James,
Thank you for your question.
What you have
probably heard is that the core of a "Neutron Star" is so dense that
even a small amount, like a few teaspoons full, weighs about a billion
tons. This is actually true!
As you probably know, normal
matter (like people, trees and rocks) is made of atoms. Even though
atoms are very small, they have an even smaller thing inside them
called a nucleus. The nucleus inside an atom is so small that if you
made a model of an atom that was the size of a house, the nucleus would
still only be the size of a grain of salt. The interesting thing about
the nucleus is that it is where almost all of the weight of an atom is
concentrated.
In a neutron star, all of the atoms have been
squashed together so tightly by the force of gravity that their nuclei
are touching (think of a bag of marbles). Since each of the tiny nuclei
still weighs almost as much as a whole atom normally would, and since
they are very small (meaning lots of them fit in a small space), a
small scoop of a neutron star is extremely heavy.
A neutron
star is what is sometimes left over when a very heavy star explodes.
This explosion is called a Supernova, which you may have heard about
also. Below is a nice picture of a neutron star inside the gassy
looking remnants of a supernova called Puppis A. This is from a very
interesting NASA website you can find at:
http://lheawww.gsfc.nasa.gov/users/jonathan/snr_group/Puppis_A.html)
A
Red Giant is what our own Sun will become one day a very long time from
now (a few billion years). When this happens it will swell up and get
so large that the orbit of the earth will actually be inside the sun!
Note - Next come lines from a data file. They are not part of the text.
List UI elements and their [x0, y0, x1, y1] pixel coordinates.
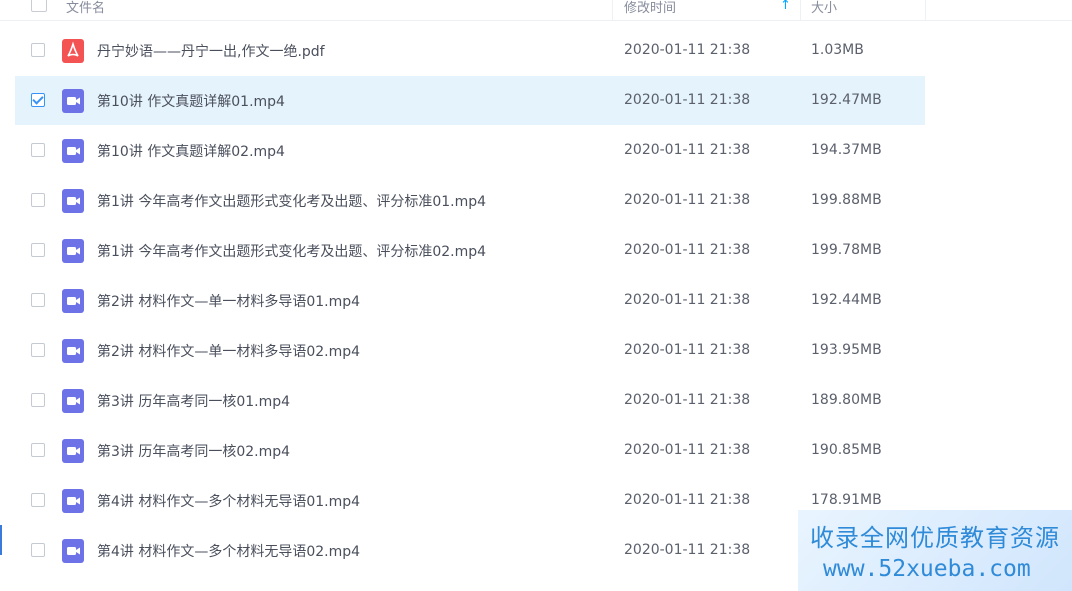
watermark-url: www.52xueba.com: [823, 556, 1031, 582]
video-file-icon: [62, 139, 84, 163]
file-modified-date: 2020-01-11 21:38: [624, 192, 751, 208]
row-checkbox[interactable]: [31, 143, 45, 157]
file-list-header: 文件名 修改时间 ↑ 大小: [0, 0, 1072, 21]
file-size: 178.91MB: [811, 492, 882, 508]
file-size: 190.85MB: [811, 442, 882, 458]
file-row[interactable]: 第2讲 材料作文—单一材料多导语01.mp4 2020-01-11 21:38 19…: [15, 276, 925, 325]
file-size: 193.95MB: [811, 342, 882, 358]
file-row[interactable]: 第10讲 作文真题详解01.mp4 2020-01-11 21:38 192.47M…: [15, 76, 925, 125]
video-file-icon: [62, 389, 84, 413]
video-file-icon: [62, 339, 84, 363]
file-size: 189.80MB: [811, 392, 882, 408]
file-name[interactable]: 第10讲 作文真题详解01.mp4: [97, 91, 285, 111]
row-checkbox[interactable]: [31, 93, 45, 107]
file-modified-date: 2020-01-11 21:38: [624, 442, 751, 458]
file-size: 194.37MB: [811, 142, 882, 158]
file-name[interactable]: 第3讲 历年高考同一核01.mp4: [97, 391, 290, 411]
row-checkbox[interactable]: [31, 543, 45, 557]
file-name[interactable]: 第10讲 作文真题详解02.mp4: [97, 141, 285, 161]
video-file-icon: [62, 189, 84, 213]
file-row[interactable]: 第4讲 材料作文—多个材料无导语02.mp4 2020-01-11 21:38: [15, 526, 925, 575]
file-row[interactable]: 第1讲 今年高考作文出题形式变化考及出题、评分标准02.mp4 2020-01-1…: [15, 226, 925, 275]
video-file-icon: [62, 239, 84, 263]
file-row[interactable]: 第3讲 历年高考同一核02.mp4 2020-01-11 21:38 190.85M…: [15, 426, 925, 475]
column-divider: [612, 0, 613, 20]
video-file-icon: [62, 289, 84, 313]
file-size: 192.47MB: [811, 92, 882, 108]
column-header-modified[interactable]: 修改时间: [624, 0, 676, 19]
file-name[interactable]: 第2讲 材料作文—单一材料多导语02.mp4: [97, 341, 360, 361]
file-modified-date: 2020-01-11 21:38: [624, 342, 751, 358]
video-file-icon: [62, 439, 84, 463]
watermark: 收录全网优质教育资源 www.52xueba.com: [798, 510, 1072, 591]
file-modified-date: 2020-01-11 21:38: [624, 392, 751, 408]
file-row[interactable]: 丹宁妙语——丹宁一出,作文一绝.pdf 2020-01-11 21:38 1.03M…: [15, 26, 925, 75]
watermark-slogan: 收录全网优质教育资源: [810, 524, 1060, 552]
row-checkbox[interactable]: [31, 393, 45, 407]
file-row[interactable]: 第4讲 材料作文—多个材料无导语01.mp4 2020-01-11 21:38 17…: [15, 476, 925, 525]
file-name[interactable]: 第4讲 材料作文—多个材料无导语02.mp4: [97, 541, 360, 561]
file-name[interactable]: 第1讲 今年高考作文出题形式变化考及出题、评分标准02.mp4: [97, 241, 486, 261]
pdf-file-icon: [62, 39, 84, 63]
file-name[interactable]: 丹宁妙语——丹宁一出,作文一绝.pdf: [97, 41, 325, 61]
file-modified-date: 2020-01-11 21:38: [624, 142, 751, 158]
row-checkbox[interactable]: [31, 493, 45, 507]
column-divider: [925, 0, 926, 20]
video-file-icon: [62, 89, 84, 113]
row-checkbox[interactable]: [31, 343, 45, 357]
file-name[interactable]: 第4讲 材料作文—多个材料无导语01.mp4: [97, 491, 360, 511]
file-size: 1.03MB: [811, 42, 864, 58]
file-modified-date: 2020-01-11 21:38: [624, 542, 751, 558]
file-name[interactable]: 第1讲 今年高考作文出题形式变化考及出题、评分标准01.mp4: [97, 191, 486, 211]
file-size: 192.44MB: [811, 292, 882, 308]
video-file-icon: [62, 489, 84, 513]
file-name[interactable]: 第2讲 材料作文—单一材料多导语01.mp4: [97, 291, 360, 311]
file-row[interactable]: 第1讲 今年高考作文出题形式变化考及出题、评分标准01.mp4 2020-01-1…: [15, 176, 925, 225]
row-checkbox[interactable]: [31, 443, 45, 457]
column-divider: [800, 0, 801, 20]
row-checkbox[interactable]: [31, 293, 45, 307]
video-file-icon: [62, 539, 84, 563]
file-row[interactable]: 第2讲 材料作文—单一材料多导语02.mp4 2020-01-11 21:38 19…: [15, 326, 925, 375]
file-modified-date: 2020-01-11 21:38: [624, 492, 751, 508]
column-header-name[interactable]: 文件名: [66, 0, 105, 19]
file-modified-date: 2020-01-11 21:38: [624, 92, 751, 108]
file-size: 199.88MB: [811, 192, 882, 208]
file-row[interactable]: 第3讲 历年高考同一核01.mp4 2020-01-11 21:38 189.80M…: [15, 376, 925, 425]
row-checkbox[interactable]: [31, 243, 45, 257]
file-name[interactable]: 第3讲 历年高考同一核02.mp4: [97, 441, 290, 461]
scroll-indicator: [0, 525, 2, 555]
file-modified-date: 2020-01-11 21:38: [624, 242, 751, 258]
file-modified-date: 2020-01-11 21:38: [624, 42, 751, 58]
row-checkbox[interactable]: [31, 43, 45, 57]
file-row[interactable]: 第10讲 作文真题详解02.mp4 2020-01-11 21:38 194.37M…: [15, 126, 925, 175]
file-size: 199.78MB: [811, 242, 882, 258]
sort-ascending-icon[interactable]: ↑: [780, 0, 791, 13]
file-modified-date: 2020-01-11 21:38: [624, 292, 751, 308]
select-all-checkbox[interactable]: [31, 0, 47, 12]
row-checkbox[interactable]: [31, 193, 45, 207]
column-header-size[interactable]: 大小: [811, 0, 837, 19]
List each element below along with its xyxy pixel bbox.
Since the sun will still weigh about as much in the future as it does
now, but it will be taking up much more space, it's weight will have to
be very spread out. A spoon-full of material taken from a red giant
(except at it's very center) will not be heavy at all, weighing much
less than a small grain of salt.
If you waited many more
millions of years after our sun has become a red giant you would see a
white dwarf. A white dwarf more or less what was hiding in the center
of the red giant all the time but was covered by it's huge red
"atmosphere". A white dwarf is much more tightly packed than a red
giant, but is not as tightly packed as a neutron star. A teaspoon of
material from a white dwarf would weigh about one ton or so.